Health Insurance

The definition of health insurance according to Law No. 40 of 2014 concerning Insurance is an agreement between two parties, namely the insurance company and the policy holder which is the basis for receiving premiums by the insurance company in return for:

  1. Provide reimbursement to policyholders due to unexpected health losses
  2. Provide payments based on the value that has been set on the results of fund management


1.Basic Benefit

The basic benefit is the primary coverage. This means that when enrolling in a policy, the insurance company will automatically cover the following treatment costs:

  • Hospitalization: The cost of hospital rooms, doctor visits, medicines, and other costs associated with hospitalization.
  • Surgery: The cost of surgery, such as resection, amputation, or reconstructive surgery. The health insurance policy also covers operating room costs, surgeons, and anesthesiologists.
  • Outpatient: Expenses for medical procedures that do not require hospital stay. Either pre-hospital or post-hospital or simply outpatient diagnosis and treatment.

2.Additional Benefit
Additional benefits, also known as riders, are the expansion of health insurance policy coverage. This means, to get this rider, customers will be charged an additional fee.
For example, if you have received basic benefits in the form of inpatient, outpatient, and surgery, then the customer wants to get other additional benefits such as medical check-up (MCU), maternity insurance, health insurance covering dental care, and eye care.
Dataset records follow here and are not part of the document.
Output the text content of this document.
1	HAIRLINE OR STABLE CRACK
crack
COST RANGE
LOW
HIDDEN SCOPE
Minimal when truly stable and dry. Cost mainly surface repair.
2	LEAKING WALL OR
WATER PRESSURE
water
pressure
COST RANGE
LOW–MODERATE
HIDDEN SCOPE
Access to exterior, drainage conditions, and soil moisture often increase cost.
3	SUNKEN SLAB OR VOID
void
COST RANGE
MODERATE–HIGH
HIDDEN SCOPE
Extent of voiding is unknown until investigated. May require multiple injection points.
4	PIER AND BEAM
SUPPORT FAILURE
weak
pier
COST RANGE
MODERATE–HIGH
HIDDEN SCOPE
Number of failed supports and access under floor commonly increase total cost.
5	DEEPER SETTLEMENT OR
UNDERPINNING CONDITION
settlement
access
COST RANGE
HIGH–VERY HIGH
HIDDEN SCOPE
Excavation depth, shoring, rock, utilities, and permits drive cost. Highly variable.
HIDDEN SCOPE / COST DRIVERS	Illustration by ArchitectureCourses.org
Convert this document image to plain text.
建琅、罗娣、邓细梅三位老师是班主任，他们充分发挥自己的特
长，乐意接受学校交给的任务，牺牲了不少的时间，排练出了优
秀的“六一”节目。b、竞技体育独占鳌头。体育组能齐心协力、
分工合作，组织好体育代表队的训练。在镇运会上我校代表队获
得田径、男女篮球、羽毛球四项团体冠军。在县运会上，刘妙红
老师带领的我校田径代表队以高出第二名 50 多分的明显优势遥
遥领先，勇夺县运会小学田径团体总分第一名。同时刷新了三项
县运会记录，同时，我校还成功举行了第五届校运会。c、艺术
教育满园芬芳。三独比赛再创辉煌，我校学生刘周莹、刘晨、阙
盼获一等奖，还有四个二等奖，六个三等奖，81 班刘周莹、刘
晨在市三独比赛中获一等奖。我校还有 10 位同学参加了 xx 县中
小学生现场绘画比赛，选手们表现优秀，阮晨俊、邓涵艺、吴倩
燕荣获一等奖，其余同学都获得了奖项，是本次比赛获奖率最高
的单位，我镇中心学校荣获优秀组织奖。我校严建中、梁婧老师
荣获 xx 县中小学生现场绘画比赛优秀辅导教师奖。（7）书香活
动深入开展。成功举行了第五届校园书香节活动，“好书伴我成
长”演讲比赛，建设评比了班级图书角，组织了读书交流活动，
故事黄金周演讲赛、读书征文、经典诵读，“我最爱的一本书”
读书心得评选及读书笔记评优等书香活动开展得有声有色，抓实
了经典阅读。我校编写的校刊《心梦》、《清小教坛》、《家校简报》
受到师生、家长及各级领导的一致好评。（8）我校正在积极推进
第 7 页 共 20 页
  • Medical check-up: Usually, MCU fees are only borne at the beginning of insurance registration in order to measure the health risk of potential customers.
  • Maternity insurance: The cost of giving birth, starting from check-ups, caesarean delivery or normal delivery, and aftercare.
  • Dental care: The cost of dental health insurance coverage, starting from an examination, cleaning, filling, or tooth extraction.
  • Eye care: The cost of eye health care, starting from the examination and including glasses.


  1. Suicide or self-inflicted injury
  2. Organ transplants, including related treatments and medications
  3. Supporting equipment such as wheelchairs, prosthetic limbs, heart trigger devices, hearing aids, vision aids, and the like
  4. Dialysis or dialysis and other related
  5. Experimental, traditional, or alternative treatments and remedies
  6. Psychosomatic, mental or nervous disorders and addiction
  7. Weight-related care and/or treatment
  8. Treatment and/or treatment related to plastic surgery
  9. Periodic physical examination or medical check-up (MCU)
  10. Treatment and/or treatment related to hernia or developmental delay
  11. Circumcision that is not related to illness or accident
  12. Treatment and/or treatment related to HIV/AIDS to sexually transmitted diseases
  13. Coverage for the cost of vitamins and supplements without medical indication
  14. Family planning costs
  15. It should be understood that each insurance company has different exclusion clauses.

Health Insurance Claim

Health insurance claims are divided into two categories, namely cashless (non-cash) and reimbursement (cash).

Cashless claims are the most practical option, because the insured only needs to show the insurance participant card to the partner hospital. Then you can immediately get health services.

Meanwhile, reimbursement requires the insured to pay hospital bills with personal funds first. After that, submit a claim to the related insurance company, then the hospital bill will be replaced. The advantage of this claim method is that it can be used in non-partner hospitals of insurance companies.

Minimum Data Requirement

  1. Company’s detail
  2. Census data such as name, occupation/position, gender, date of birth and plan needed.